Pour les chrétiens, il est fondamental que Dieu soit trinitaire. Il est relation pure. Le Père ne garde rien pour lui, le Fils ne garde rien pour lui, et de l'échange éternel de cet amour mutuel, naît le saint-Esprit. Je n'ai pas la prétention d'exposer ou d'expliquer un mystère aussi impénétrable que celui d'un Dieu unique en trois personnes. Mais l'image trinitaire, pour un chrétien, marque bien la différence qu'il y a entre individu et personne.
Je ne sais pas si j'ai expliqué clairement la différence. En tout cas, j'ai au moins essayé.
Bien amicalement.
Cher auteur,
un commentaire complètement hors sujet mais qui va vous inspirer j'espère : il s'agit
d'un autre exemple d'ignominie de la justice française, moins médiatisé que
celui dont vous avez parlé récemment. Voyez
http://enfantchristelle.sosblog.fr/RENDEZ-MOI-MON-ENFAN-b1/ALERTE-LE-PERVERS-FOULIN-A-TROUVE-UNE-NOUVELLE-VICTIME-b1-p5602.htm
et
http://www.altermonde-sans-frontiere.com/spip.php?article5667
Amicalement,
E.D.
Pour revenir à l'histoire personne vs. individu, l'exemple de la Trinité
ne m'eclaircit pas trop. Selon vous, à un même individu peuvent correspondre
plusieurs personnes ?
Je suis bien certain qu'au fond nous nous retrouvons sur l'essentiel cher M. Poindron. Le point de litige selon moi, réside dans le "s" que vous avez ajouté au mot libéralisme (et le fait que vous avez rangé ce dernier dans la même catégorie que les affreux totalitarismes qui ont ensanglanté le XXè siècle).
Selon moi il n'y a évidemment qu'un seul libéralisme, et la liberté économique n'est pas un but moins louable que la liberté philosophique.
Je juge le libéralisme économique à ses résultats. Et de ce point de vue, il sont pour moi flagrants : tous les pays convertis au capitalisme libéral ont vu leur niveau et leur qualité de vie croître plus que sous aucune autre régime. Peu importe qu'il y ait des riches, et même des très riches. S'il suffisait de les appauvrir pour enrichir les pauvres et améliorer la société, j'y serais favorable, par pur pragmatisme. Mais ça ne marche pas, c'est largement démontré. Donc, continuer de le préconiser relève à mon sens de la pure idéologie.
On a souvent tendance à assimiler la spéculation, l'irresponsabilité, la cupidité voire la malhonnêteté au libéralisme. En réalité, il s'agit de constantes du comportement humain. Ces tares s'expriment sous tous les régimes depuis l'antiquité. Il faut lutter contre, naturellement, mais ça ne passe pas par davantage d'Etat, ni même plus de lois et de régulations.
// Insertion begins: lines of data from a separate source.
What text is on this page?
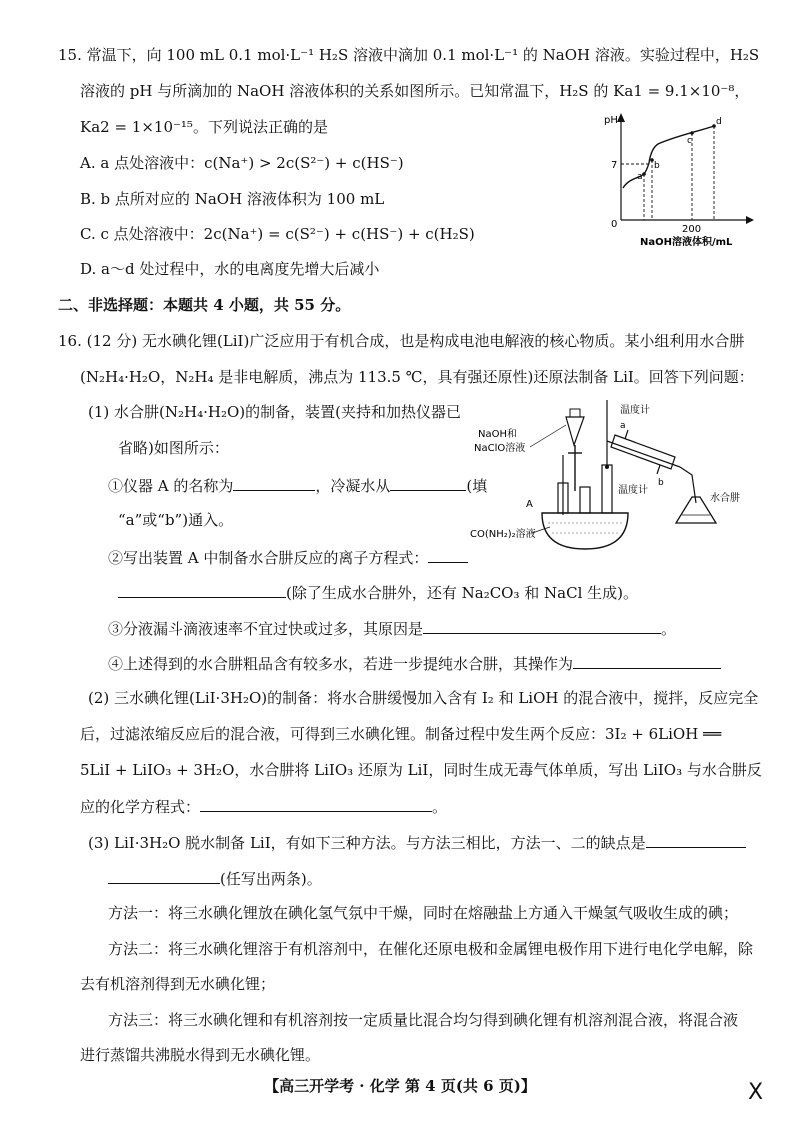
15. 常温下，向 100 mL 0.1 mol·L⁻¹ H₂S 溶液中滴加 0.1 mol·L⁻¹ 的 NaOH 溶液。实验过程中，H₂S
溶液的 pH 与所滴加的 NaOH 溶液体积的关系如图所示。已知常温下，H₂S 的 Ka1 = 9.1×10⁻⁸，
Ka2 = 1×10⁻¹⁵。下列说法正确的是
A. a 点处溶液中：c(Na⁺) > 2c(S²⁻) + c(HS⁻)
B. b 点所对应的 NaOH 溶液体积为 100 mL
C. c 点处溶液中：2c(Na⁺) = c(S²⁻) + c(HS⁻) + c(H₂S)
D. a～d 处过程中，水的电离度先增大后减小
pH
0
7
a
b
c
d
200
NaOH溶液体积/mL
二、非选择题：本题共 4 小题，共 55 分。
16. (12 分) 无水碘化锂(LiI)广泛应用于有机合成，也是构成电池电解液的核心物质。某小组利用水合肼
(N₂H₄·H₂O，N₂H₄ 是非电解质，沸点为 113.5 ℃，具有强还原性)还原法制备 LiI。回答下列问题：
(1) 水合肼(N₂H₄·H₂O)的制备，装置(夹持和加热仪器已
省略)如图所示：
①仪器 A 的名称为	，冷凝水从	(填
“a”或“b”)通入。
②写出装置 A 中制备水合肼反应的离子方程式：
(除了生成水合肼外，还有 Na₂CO₃ 和 NaCl 生成)。
③分液漏斗滴液速率不宜过快或过多，其原因是	。
④上述得到的水合肼粗品含有较多水，若进一步提纯水合肼，其操作为
a
b
水合肼
温度计
温度计
NaOH和
NaClO溶液
A
CO(NH₂)₂溶液
(2) 三水碘化锂(LiI·3H₂O)的制备：将水合肼缓慢加入含有 I₂ 和 LiOH 的混合液中，搅拌，反应完全
后，过滤浓缩反应后的混合液，可得到三水碘化锂。制备过程中发生两个反应：3I₂ + 6LiOH ══
5LiI + LiIO₃ + 3H₂O，水合肼将 LiIO₃ 还原为 LiI，同时生成无毒气体单质，写出 LiIO₃ 与水合肼反
应的化学方程式：	。
(3) LiI·3H₂O 脱水制备 LiI，有如下三种方法。与方法三相比，方法一、二的缺点是
(任写出两条)。
方法一：将三水碘化锂放在碘化氢气氛中干燥，同时在熔融盐上方通入干燥氢气吸收生成的碘；
方法二：将三水碘化锂溶于有机溶剂中，在催化还原电极和金属锂电极作用下进行电化学电解，除
去有机溶剂得到无水碘化锂；
方法三：将三水碘化锂和有机溶剂按一定质量比混合均匀得到碘化锂有机溶剂混合液，将混合液
进行蒸馏共沸脱水得到无水碘化锂。
【高三开学考 · 化学 第 4 页(共 6 页)】	X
C'est au contraire la surabondance de réglementations en tous genres qui complique leur application (déjà Montaigne s'en plaignait...)
Selon moi, c'est clair, l'évolution naturelle de démocraties éclairées et responsables passe par un accroissement progressif de la liberté sous toutes ses formes, et un amoindrissement du rôle du gouvernement. L'évolution inverse traduit une régression et cet échec est honteux. Tocqueville a exprimé ça si simplement : " Le premier soin d'un gouvernement devrait être d'habituer les citoyens à se passer de lui". C'est plus que jamais d'actualité...
Bien à vous.
Cher Pierre-Henri, je souscris totalement à votre analyse. Ma critique porte justement sur le fait que de petits malins exploitent les failles du libéralisme (et la plus évidente est qu'il demande de la vertu, chose assez mal distribuée), et en profitent en aliénant par le pouvoir de l'argent, leurs semblables.